A crowded humanoid robotics market with long‑term expectations

The timing of Tether’s move reflects a period of intense investor interest in humanoid robotics worldwide. 2025 saw major funding rounds in the sector, with Figure AI reportedly raising hundreds of millions of dollars at multibillion‑dollar valuations and other firms such as Bedrock Robotics also securing sizeable checks.

Financial institutions have started to take notice as well. In April, a humanoid robotics ETF filing by Roundhill Investments highlighted growing expectations that humanoid systems could one day address labor shortages, especially in logistics and manufacturing. Analyst notes from banks like Morgan Stanley have floated scenarios where the market could grow to several trillion dollars by mid‑century, depending on adoption rates and technical progress.
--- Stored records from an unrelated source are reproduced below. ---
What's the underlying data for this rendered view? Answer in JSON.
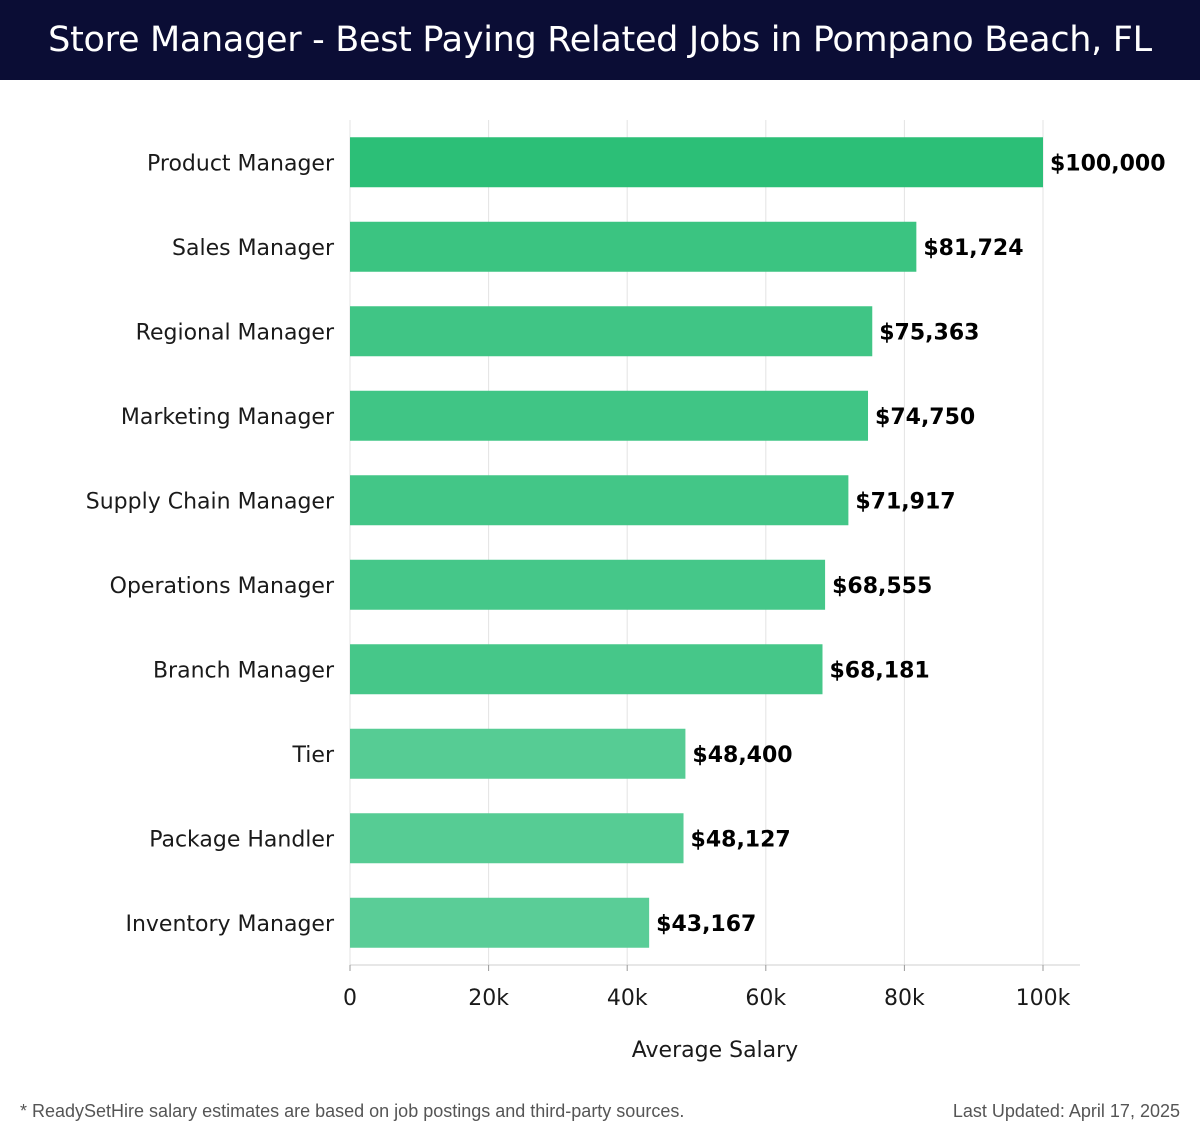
{
  "header": {
    "title": "Store Manager - Best Paying Related Jobs in Pompano Beach, FL"
  },
  "footer": {
    "note": "* ReadySetHire salary estimates are based on job postings and third-party sources.",
    "updated": "Last Updated: April 17, 2025"
  },
  "chart_data": {
    "type": "bar",
    "orientation": "horizontal",
    "title": "Store Manager - Best Paying Related Jobs in Pompano Beach, FL",
    "xlabel": "Average Salary",
    "ylabel": "",
    "categories": [
      "Product Manager",
      "Sales Manager",
      "Regional Manager",
      "Marketing Manager",
      "Supply Chain Manager",
      "Operations Manager",
      "Branch Manager",
      "Tier",
      "Package Handler",
      "Inventory Manager"
    ],
    "values": [
      100000,
      81724,
      75363,
      74750,
      71917,
      68555,
      68181,
      48400,
      48127,
      43167
    ],
    "value_labels": [
      "$100,000",
      "$81,724",
      "$75,363",
      "$74,750",
      "$71,917",
      "$68,555",
      "$68,181",
      "$48,400",
      "$48,127",
      "$43,167"
    ],
    "xlim": [
      0,
      105000
    ],
    "ticks": [
      0,
      20000,
      40000,
      60000,
      80000,
      100000
    ],
    "tick_labels": [
      "0",
      "20k",
      "40k",
      "60k",
      "80k",
      "100k"
    ],
    "grid": true,
    "colors": {
      "bar_high": "#2cbf77",
      "bar_low": "#5acd97",
      "grid": "#e3e3e3",
      "axis": "#cfcfcf"
    }
  }
}
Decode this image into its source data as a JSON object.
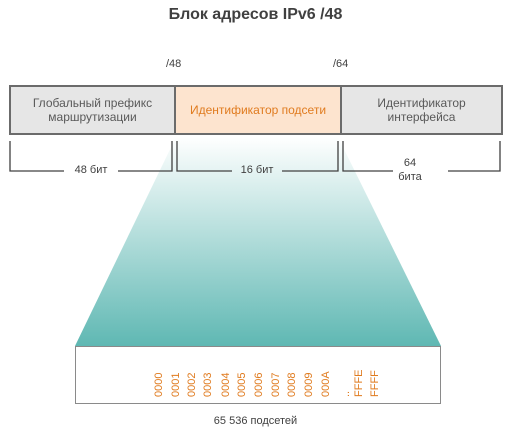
{
  "title": "Блок адресов IPv6 /48",
  "markers": {
    "m48": "/48",
    "m64": "/64"
  },
  "segments": {
    "global": "Глобальный префикс маршрутизации",
    "subnet": "Идентификатор подсети",
    "interface": "Идентификатор интерфейса"
  },
  "bits": {
    "b48": "48 бит",
    "b16": "16 бит",
    "b64_num": "64",
    "b64_unit": "бита"
  },
  "subnet_ids": [
    "0000",
    "0001",
    "0002",
    "0003",
    "0004",
    "0005",
    "0006",
    "0007",
    "0008",
    "0009",
    "000A",
    "..",
    "FFFE",
    "FFFF"
  ],
  "footer": "65 536 подсетей",
  "colors": {
    "accent": "#e07b1f",
    "teal": "#5fb8b3",
    "gray_box": "#e6e6e6",
    "border": "#6b6b6b"
  }
}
Generative Bionics positions itself within this wave as a European alternative rooted in long‑running research and a strong link to public‑sector institutions. Tether’s involvement potentially gives the startup extra visibility in crypto and fintech circles, and may help it plug into new funding sources should the company seek additional capital as it scales.

For now, though, the humanoid industry remains largely pre‑commercial. Most companies, including Generative Bionics, are still in the transition phase from prototypes and pilots to full‑blown deployments. Whether the sector can meet the ambitious revenue and market‑size projections being discussed in analyst reports will depend on how reliable, affordable and safe these robots prove to be in everyday use.

Against this backdrop, Tether’s bet on humanoid robots underscores how far the stablecoin issuer has moved beyond digital plumbing. By reinvesting stablecoin profits into humanoid robotics, AI computing and brain-computer interfaces, the company is trying to position itself as an enabler of both virtual and physical infrastructure, even as its core business remains issuing USDT and maintaining its reserve portfolio.